Saturday, July 16, 2011

The Portable Poetry Workshop Project: General Considerations - Mental Preparation


"Writer's Block."  We all experience it at one time or another.  Sometimes, it feels like a drought that might never end.  Everyone has a special term for it, as if by acknowledging it and naming it, we think it might just empathize with us and let up.  Jack Myers has a perfect analogy for it: "A bouquet of cut flowers might still truly be flowers, but they are cut off from their source, what nourished them, and any possibility of growth."

Do we just allow the flowers to sit in the vase?  Do we try arranging them in different ways, change the water, trim the soggy stems?  In what ways do you deal with your "Writer's Block"?  Do you have a certain name for it?  Do you just let the visitor in until it decides to leave and ignore him/her all the while?

Jack ends the chapter suggesting an exercise for when you are feeling at odds with your muse:

1.  Think of a special object in your life and write down all the detail you can about it.  "See stereoscopically."

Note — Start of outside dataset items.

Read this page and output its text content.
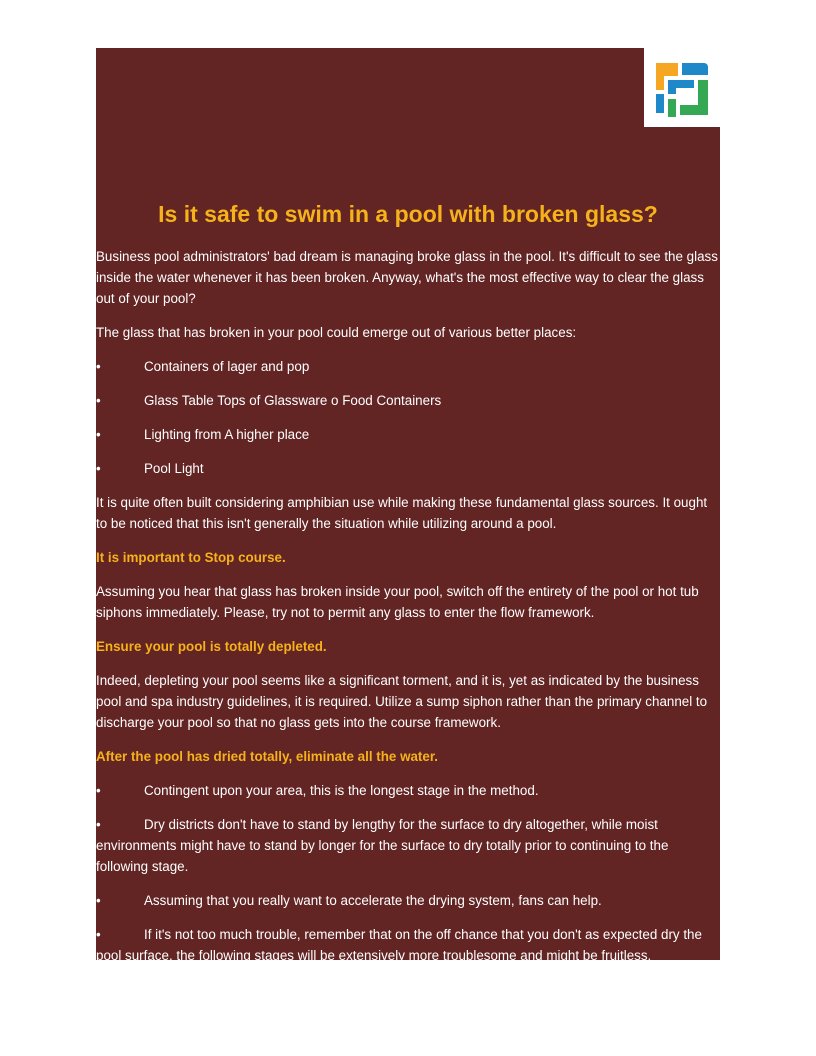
Is it safe to swim in a pool with broken glass?

Business pool administrators' bad dream is managing broke glass in the pool. It's difficult to see the glass inside the water whenever it has been broken. Anyway, what's the most effective way to clear the glass out of your pool?

The glass that has broken in your pool could emerge out of various better places:

•	Containers of lager and pop

•	Glass Table Tops of Glassware o Food Containers

•	Lighting from A higher place

•	Pool Light

It is quite often built considering amphibian use while making these fundamental glass sources. It ought to be noticed that this isn't generally the situation while utilizing around a pool.

It is important to Stop course.

Assuming you hear that glass has broken inside your pool, switch off the entirety of the pool or hot tub siphons immediately. Please, try not to permit any glass to enter the flow framework.

Ensure your pool is totally depleted.

Indeed, depleting your pool seems like a significant torment, and it is, yet as indicated by the business pool and spa industry guidelines, it is required. Utilize a sump siphon rather than the primary channel to discharge your pool so that no glass gets into the course framework.

After the pool has dried totally, eliminate all the water.

•	Contingent upon your area, this is the longest stage in the method.

•	Dry districts don't have to stand by lengthy for the surface to dry altogether, while moist environments might have to stand by longer for the surface to dry totally prior to continuing to the following stage.

•	Assuming that you really want to accelerate the drying system, fans can help.

•	If it's not too much trouble, remember that on the off chance that you don't as expected dry the pool surface, the following stages will be extensively more troublesome and might be fruitless.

2.  Fuse your feelings into the object you've chosen, writing about its meaning to you and the feelings it evokes.

3.  Associate the object with something it reminds you of or something that comes to mind.  Try using a trope as you expand your writing.

4.  Affirm your belief in this object and write about how you may or may not live without it going forward.

If you're like me when battling "the block," you will probably scratch and scribble all over what you've written at some point and want to wad your paper into a ball and bang it into your forehead.  A piece of advice:  don't scribble and scratch so much that you can no longer make out what you've written, and definitely resist making a shape out of it.  Calmly place it in your "To Tackle When I'm in a Better Mood" pile and walk away.  The poem will find you again.